Methods : Included in our study were all infants born in National Maternity Hospital between January 1994 and December 2001. All those with clinically dislocated hips were treated by a Pavlik harness and referred for follow-up to a paediatric orthopaedic surgeon. An eight week hip ultrasound scan was performed for those infants with stable hips on examination but the following criteria ; (1) a first degree relative with congenital dislocation of hips, (2) breech presentation at birth, (3) a persistent "click" at birth in an otherwise stable hip. All ultrasound scans were performed by the same radiologist (VBD). Using the Graf technique.

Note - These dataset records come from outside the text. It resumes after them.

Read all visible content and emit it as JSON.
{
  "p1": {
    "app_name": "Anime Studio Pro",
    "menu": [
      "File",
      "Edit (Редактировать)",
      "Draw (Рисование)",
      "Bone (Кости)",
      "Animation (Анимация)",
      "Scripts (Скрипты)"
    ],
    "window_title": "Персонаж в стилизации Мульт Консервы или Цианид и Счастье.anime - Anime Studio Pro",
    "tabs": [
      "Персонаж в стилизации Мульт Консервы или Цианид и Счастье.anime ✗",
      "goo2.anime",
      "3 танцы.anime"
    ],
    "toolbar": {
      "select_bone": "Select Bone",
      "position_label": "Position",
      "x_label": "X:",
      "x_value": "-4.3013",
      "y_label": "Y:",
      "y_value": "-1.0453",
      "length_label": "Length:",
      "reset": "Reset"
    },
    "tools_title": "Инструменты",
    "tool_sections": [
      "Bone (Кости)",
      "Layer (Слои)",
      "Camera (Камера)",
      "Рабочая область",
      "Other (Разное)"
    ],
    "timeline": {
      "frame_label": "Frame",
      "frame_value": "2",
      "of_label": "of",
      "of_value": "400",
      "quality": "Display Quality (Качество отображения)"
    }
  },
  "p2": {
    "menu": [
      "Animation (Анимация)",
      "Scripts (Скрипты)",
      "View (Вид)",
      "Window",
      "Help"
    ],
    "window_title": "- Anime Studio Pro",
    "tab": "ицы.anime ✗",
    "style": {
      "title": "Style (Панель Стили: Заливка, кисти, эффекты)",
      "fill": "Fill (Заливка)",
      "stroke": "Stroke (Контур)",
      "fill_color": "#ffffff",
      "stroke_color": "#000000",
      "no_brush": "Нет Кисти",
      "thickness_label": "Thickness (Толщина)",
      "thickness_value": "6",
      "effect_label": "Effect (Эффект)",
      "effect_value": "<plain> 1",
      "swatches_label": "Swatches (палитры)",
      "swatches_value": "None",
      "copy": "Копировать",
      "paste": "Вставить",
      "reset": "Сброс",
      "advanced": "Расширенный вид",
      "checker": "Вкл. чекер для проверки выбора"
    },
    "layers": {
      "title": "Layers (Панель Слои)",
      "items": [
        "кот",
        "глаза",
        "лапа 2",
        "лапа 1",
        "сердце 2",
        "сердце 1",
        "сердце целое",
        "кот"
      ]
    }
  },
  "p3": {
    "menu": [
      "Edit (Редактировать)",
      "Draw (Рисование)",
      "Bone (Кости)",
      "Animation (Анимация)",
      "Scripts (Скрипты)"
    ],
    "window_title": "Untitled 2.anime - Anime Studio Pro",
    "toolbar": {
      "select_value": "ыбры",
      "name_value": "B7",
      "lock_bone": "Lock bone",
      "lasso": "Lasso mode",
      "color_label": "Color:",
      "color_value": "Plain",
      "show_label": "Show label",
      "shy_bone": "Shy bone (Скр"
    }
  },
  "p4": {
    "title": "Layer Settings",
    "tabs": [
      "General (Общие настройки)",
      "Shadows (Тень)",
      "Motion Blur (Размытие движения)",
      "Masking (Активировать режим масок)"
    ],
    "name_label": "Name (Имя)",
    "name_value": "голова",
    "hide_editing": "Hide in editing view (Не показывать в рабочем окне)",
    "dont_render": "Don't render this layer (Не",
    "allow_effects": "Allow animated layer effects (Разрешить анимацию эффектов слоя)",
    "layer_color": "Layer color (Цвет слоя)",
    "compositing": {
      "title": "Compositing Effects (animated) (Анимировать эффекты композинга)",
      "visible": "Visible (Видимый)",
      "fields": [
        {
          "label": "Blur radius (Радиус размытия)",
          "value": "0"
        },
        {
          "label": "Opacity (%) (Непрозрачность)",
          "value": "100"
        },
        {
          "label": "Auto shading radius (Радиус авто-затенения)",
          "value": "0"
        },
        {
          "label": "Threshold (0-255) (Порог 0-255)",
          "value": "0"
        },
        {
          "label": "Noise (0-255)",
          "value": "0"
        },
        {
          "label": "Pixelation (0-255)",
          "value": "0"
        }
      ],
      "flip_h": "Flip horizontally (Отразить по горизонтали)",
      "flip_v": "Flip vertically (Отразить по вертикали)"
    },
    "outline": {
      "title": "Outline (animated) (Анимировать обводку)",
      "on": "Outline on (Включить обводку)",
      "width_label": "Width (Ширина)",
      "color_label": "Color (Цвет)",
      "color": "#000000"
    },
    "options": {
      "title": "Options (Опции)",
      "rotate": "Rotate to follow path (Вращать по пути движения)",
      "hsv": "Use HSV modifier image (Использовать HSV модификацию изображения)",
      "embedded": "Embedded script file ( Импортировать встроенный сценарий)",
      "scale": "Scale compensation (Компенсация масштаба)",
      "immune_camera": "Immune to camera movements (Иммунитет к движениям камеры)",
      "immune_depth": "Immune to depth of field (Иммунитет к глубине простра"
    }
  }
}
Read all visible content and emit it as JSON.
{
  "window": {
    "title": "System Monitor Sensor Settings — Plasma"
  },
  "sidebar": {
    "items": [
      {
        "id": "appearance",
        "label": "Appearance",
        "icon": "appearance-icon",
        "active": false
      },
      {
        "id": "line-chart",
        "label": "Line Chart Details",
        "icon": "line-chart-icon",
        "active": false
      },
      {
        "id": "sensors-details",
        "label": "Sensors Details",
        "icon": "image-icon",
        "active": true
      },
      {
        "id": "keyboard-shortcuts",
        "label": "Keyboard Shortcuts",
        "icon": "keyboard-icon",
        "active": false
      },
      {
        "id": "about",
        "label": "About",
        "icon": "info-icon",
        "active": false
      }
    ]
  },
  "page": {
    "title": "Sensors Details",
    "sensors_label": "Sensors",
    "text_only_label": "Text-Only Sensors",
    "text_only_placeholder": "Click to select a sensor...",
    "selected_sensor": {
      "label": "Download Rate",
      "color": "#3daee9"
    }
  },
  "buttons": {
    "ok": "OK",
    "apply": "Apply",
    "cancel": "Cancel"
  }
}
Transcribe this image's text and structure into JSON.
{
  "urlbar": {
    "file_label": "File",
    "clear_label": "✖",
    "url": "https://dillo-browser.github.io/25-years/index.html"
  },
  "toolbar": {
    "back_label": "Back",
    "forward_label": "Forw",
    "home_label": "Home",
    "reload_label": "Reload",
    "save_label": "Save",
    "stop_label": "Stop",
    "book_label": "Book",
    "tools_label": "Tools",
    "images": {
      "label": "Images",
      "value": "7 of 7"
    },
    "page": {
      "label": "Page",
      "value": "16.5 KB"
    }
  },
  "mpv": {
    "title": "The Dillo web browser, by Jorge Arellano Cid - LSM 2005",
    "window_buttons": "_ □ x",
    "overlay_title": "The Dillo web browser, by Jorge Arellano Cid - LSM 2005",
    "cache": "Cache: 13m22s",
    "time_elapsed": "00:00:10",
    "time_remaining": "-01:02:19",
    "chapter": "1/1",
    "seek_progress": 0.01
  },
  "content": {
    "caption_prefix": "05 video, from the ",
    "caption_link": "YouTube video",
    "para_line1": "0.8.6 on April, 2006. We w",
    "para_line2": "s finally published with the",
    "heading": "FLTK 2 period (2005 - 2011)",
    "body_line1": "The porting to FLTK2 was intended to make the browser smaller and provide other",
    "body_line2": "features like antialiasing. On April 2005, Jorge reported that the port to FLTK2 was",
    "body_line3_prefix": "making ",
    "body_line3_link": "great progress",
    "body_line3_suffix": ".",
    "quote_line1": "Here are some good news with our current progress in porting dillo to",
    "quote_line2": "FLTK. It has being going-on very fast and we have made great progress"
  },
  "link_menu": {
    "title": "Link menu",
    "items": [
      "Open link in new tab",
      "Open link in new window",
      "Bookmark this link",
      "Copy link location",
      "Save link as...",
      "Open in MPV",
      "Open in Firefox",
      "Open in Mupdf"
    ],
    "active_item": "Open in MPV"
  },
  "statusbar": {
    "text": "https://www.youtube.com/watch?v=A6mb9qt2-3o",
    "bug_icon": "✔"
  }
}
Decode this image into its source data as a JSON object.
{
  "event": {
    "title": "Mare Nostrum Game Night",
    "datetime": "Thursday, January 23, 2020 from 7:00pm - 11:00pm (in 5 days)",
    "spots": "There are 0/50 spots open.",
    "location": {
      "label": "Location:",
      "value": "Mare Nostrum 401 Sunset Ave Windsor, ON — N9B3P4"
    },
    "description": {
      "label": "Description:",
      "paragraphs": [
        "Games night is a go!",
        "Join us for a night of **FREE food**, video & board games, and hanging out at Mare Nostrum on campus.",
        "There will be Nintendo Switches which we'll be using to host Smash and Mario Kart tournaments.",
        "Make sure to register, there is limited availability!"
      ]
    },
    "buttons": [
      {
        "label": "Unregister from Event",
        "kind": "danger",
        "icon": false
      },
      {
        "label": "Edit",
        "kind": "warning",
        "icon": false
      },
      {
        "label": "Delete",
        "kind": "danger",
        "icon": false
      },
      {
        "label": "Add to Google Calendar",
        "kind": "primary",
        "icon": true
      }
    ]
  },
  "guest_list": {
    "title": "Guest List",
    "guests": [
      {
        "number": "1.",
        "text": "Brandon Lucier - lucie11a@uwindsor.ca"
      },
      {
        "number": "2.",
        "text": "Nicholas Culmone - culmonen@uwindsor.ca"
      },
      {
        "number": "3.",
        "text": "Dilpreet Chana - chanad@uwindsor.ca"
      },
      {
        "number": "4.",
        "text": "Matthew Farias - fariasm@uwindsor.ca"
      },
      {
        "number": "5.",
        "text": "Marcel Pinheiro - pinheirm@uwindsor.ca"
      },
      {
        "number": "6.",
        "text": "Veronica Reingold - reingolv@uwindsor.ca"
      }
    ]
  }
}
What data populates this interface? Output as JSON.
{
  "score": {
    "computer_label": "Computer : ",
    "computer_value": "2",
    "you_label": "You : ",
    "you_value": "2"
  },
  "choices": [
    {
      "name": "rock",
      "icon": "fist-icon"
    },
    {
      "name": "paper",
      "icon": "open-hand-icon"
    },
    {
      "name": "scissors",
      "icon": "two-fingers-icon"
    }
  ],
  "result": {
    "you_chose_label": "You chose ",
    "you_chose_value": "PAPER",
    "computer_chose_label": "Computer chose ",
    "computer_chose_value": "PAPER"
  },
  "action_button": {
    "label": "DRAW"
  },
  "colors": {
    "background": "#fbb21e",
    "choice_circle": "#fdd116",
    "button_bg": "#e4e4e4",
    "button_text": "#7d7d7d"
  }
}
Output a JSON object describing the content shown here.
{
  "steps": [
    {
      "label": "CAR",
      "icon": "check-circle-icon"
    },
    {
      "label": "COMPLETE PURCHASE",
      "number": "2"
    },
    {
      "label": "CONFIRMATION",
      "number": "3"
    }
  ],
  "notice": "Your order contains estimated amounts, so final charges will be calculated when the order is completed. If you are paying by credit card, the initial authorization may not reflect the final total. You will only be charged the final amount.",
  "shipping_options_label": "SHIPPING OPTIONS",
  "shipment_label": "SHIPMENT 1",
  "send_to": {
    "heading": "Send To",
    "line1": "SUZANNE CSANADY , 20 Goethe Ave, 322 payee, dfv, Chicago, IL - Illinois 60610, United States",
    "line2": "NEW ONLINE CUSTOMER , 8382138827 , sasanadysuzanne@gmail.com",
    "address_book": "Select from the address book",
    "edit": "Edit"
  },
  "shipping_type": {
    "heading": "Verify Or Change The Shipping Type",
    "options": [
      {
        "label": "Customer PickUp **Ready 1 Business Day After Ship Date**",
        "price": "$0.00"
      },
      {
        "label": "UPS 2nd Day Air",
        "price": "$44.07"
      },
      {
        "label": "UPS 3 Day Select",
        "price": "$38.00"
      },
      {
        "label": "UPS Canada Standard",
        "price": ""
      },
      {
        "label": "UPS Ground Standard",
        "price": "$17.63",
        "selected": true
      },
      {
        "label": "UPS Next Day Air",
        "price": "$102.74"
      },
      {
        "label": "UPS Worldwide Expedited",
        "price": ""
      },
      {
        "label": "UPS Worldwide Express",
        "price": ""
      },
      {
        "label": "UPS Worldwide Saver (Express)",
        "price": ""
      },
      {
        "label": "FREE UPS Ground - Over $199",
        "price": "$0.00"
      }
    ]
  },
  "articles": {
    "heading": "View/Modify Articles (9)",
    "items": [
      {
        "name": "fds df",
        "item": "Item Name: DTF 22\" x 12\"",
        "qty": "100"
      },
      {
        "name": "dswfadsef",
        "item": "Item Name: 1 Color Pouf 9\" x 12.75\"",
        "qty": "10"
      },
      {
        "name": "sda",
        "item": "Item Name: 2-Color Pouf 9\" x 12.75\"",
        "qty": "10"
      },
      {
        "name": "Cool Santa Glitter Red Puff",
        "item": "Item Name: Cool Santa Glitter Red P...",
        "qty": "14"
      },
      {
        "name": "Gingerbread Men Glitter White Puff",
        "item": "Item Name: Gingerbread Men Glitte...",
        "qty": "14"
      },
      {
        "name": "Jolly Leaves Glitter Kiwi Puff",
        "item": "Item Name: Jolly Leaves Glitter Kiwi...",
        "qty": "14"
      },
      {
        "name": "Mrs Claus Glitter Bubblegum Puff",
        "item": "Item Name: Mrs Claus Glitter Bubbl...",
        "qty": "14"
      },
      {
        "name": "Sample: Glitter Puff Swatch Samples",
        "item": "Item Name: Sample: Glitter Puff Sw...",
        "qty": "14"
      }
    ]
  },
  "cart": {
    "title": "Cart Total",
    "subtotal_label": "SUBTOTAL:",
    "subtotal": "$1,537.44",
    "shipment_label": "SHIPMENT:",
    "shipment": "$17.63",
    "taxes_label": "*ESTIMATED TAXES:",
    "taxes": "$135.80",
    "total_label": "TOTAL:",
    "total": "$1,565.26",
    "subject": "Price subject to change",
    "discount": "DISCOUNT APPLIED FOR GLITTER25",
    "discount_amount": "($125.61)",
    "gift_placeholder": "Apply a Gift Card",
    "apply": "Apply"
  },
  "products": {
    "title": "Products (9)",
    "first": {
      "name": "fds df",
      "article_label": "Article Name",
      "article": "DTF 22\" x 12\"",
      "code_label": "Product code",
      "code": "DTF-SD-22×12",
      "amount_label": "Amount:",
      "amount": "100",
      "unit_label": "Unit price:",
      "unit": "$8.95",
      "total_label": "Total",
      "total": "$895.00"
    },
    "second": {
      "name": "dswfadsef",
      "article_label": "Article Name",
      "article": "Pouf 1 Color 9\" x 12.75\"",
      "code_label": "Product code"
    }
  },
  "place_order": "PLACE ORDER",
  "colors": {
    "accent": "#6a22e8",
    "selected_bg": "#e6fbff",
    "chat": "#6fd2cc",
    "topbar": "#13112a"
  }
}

Results : During the period of study a total of 52,893 infants were born in the National Maternity Hospital. Based upon risk factor profile a total of 5,485 hip ultrasound scans were performed by our radiologist. Of those scanned 18(0.33%) were found to have dislocated hips and 153(2.78%) to have dysplastic hips. The scans take approx. twelve minutes, total scanning time of 1,097 hours, in terms of consultant scanning time this approximates to 4,750 euro per dislocated hip. The 32 infants with dislocation were treated with Pavlik harness the remaining 153 were followed up by serial ultrasound examinations but did not require active intervention.
Conclusions : This study demonstrates the ultrasound pick up rate of abnormal hips among infants who, although clinically normal but at high risk of DDH, is worthwhile. The cost of 3,809 euro per detected case is cost effective in light of the toll and morbidity associated with late diagnosis, prolonged hospitalisation and surgery.